Swift turned his attention to serious writing and produced a Proposal for Universal Use of Irish Manufacture in 1720, Drapier’s Letters in 1724 and A Modest Proposal in 1729. He visited his friends the Sheridans in Quilca House on many occasions and it was said that much of Gullivers Travels was written here.
Ester Johnson died in January 1728, she was buried in St Patrick’s Cathedral and her death greatly affected Swift. He wrote his own obituary Verses on the Death of Dr. Swift in 1731, his friends, John Gay and John Arbuthnot died and Swift’s physical and mental health deteriorated. He became quarrelsome and lost some of his friendships including that of Thomas Sheridan. His closest friends had him declared unsound of mind and memory in order to protect him from unscrupulous individuals. In 1742 he may have suffered a stroke and on 19th October 1745, Swift died. His buried in St Patrick’s Cathedral beside Esther Johnson.
Anthony C West
Anthony C West was born near Guilford, County Down in 1910, the youngest child of George and Ellen West and he had two brothers and two sisters.

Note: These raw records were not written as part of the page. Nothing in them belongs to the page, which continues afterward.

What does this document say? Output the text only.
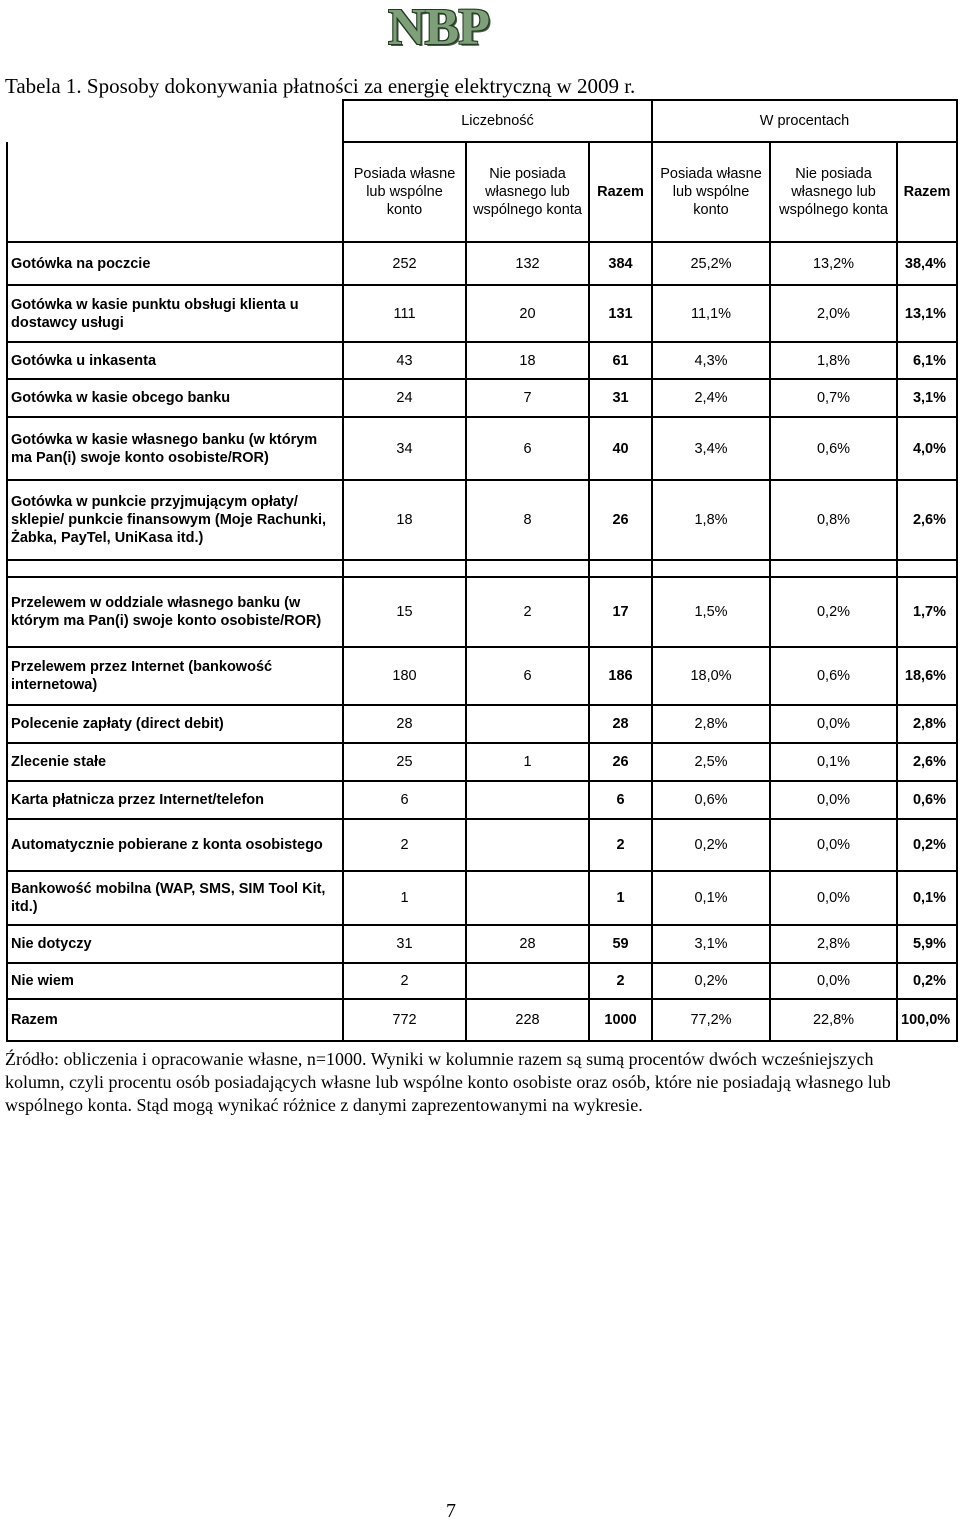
NBP
Tabela 1. Sposoby dokonywania płatności za energię elektryczną w 2009 r.
	Liczebność			W procentach		
	Posiada własne lub wspólne konto	Nie posiada własnego lub wspólnego konta	Razem	Posiada własne lub wspólne konto	Nie posiada własnego lub wspólnego konta	Razem
Gotówka na poczcie	252	132	384	25,2%	13,2%	38,4%
Gotówka w kasie punktu obsługi klienta u dostawcy usługi	111	20	131	11,1%	2,0%	13,1%
Gotówka u inkasenta	43	18	61	4,3%	1,8%	6,1%
Gotówka w kasie obcego banku	24	7	31	2,4%	0,7%	3,1%
Gotówka w kasie własnego banku (w którym ma Pan(i) swoje konto osobiste/ROR)	34	6	40	3,4%	0,6%	4,0%
Gotówka w punkcie przyjmującym opłaty/ sklepie/ punkcie finansowym (Moje Rachunki, Żabka, PayTel, UniKasa itd.)	18	8	26	1,8%	0,8%	2,6%

Przelewem w oddziale własnego banku (w którym ma Pan(i) swoje konto osobiste/ROR)	15	2	17	1,5%	0,2%	1,7%
Przelewem przez Internet (bankowość internetowa)	180	6	186	18,0%	0,6%	18,6%
Polecenie zapłaty (direct debit)	28		28	2,8%	0,0%	2,8%
Zlecenie stałe	25	1	26	2,5%	0,1%	2,6%
Karta płatnicza przez Internet/telefon	6		6	0,6%	0,0%	0,6%
Automatycznie pobierane z konta osobistego	2		2	0,2%	0,0%	0,2%
Bankowość mobilna (WAP, SMS, SIM Tool Kit, itd.)	1		1	0,1%	0,0%	0,1%
Nie dotyczy	31	28	59	3,1%	2,8%	5,9%
Nie wiem	2		2	0,2%	0,0%	0,2%
Razem	772	228	1000	77,2%	22,8%	100,0%
Źródło: obliczenia i opracowanie własne, n=1000. Wyniki w kolumnie razem są sumą procentów dwóch wcześniejszych kolumn, czyli procentu osób posiadających własne lub wspólne konto osobiste oraz osób, które nie posiadają własnego lub wspólnego konta. Stąd mogą wynikać różnice z danymi zaprezentowanymi na wykresie.
7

His full name was Cathcart Anthony Muir West but he was known as Tony. George inherited a farm at Coras Point, Kilmore from a relative, Emma West and the family moved to Cavan. Tony really enjoyed his time in Cavan and liked the fact that Catholic and Protestant got on with each other. He attended Gartbratten school and when he was sixteen he got an office job with Allen and Halpin, solicitors in Cavan town.
West was a restless individual and emigrated to America where he worked as an interior decorator, bar man and in a bank. He became a ‘hobo’ jumping trains and eventually ended up in Hollywood and all before he was 21. He started to write and got a couple of short stories published in Esquire magazine. During the Second World War he went to England and joined the Royal Air Force. When the war ended he worked on farms around England before settling in Anglesey with his wife Olive Mary Burr.
He received a £300 grant from the Rockefeller Foundation which allowed him to write professionally. His works include The Native Moment, Rebel to Judgement, As Towns with Fire, All the Kings Horses and other stories and his most popular novel The Ferret Fancier, a book whose central character is Simon Green who lives in a border county at the end of the Irish Civil War and which the New York Times described as ‘a minor masterpiece’.
Anthony C (Tony) West died in London in 1988.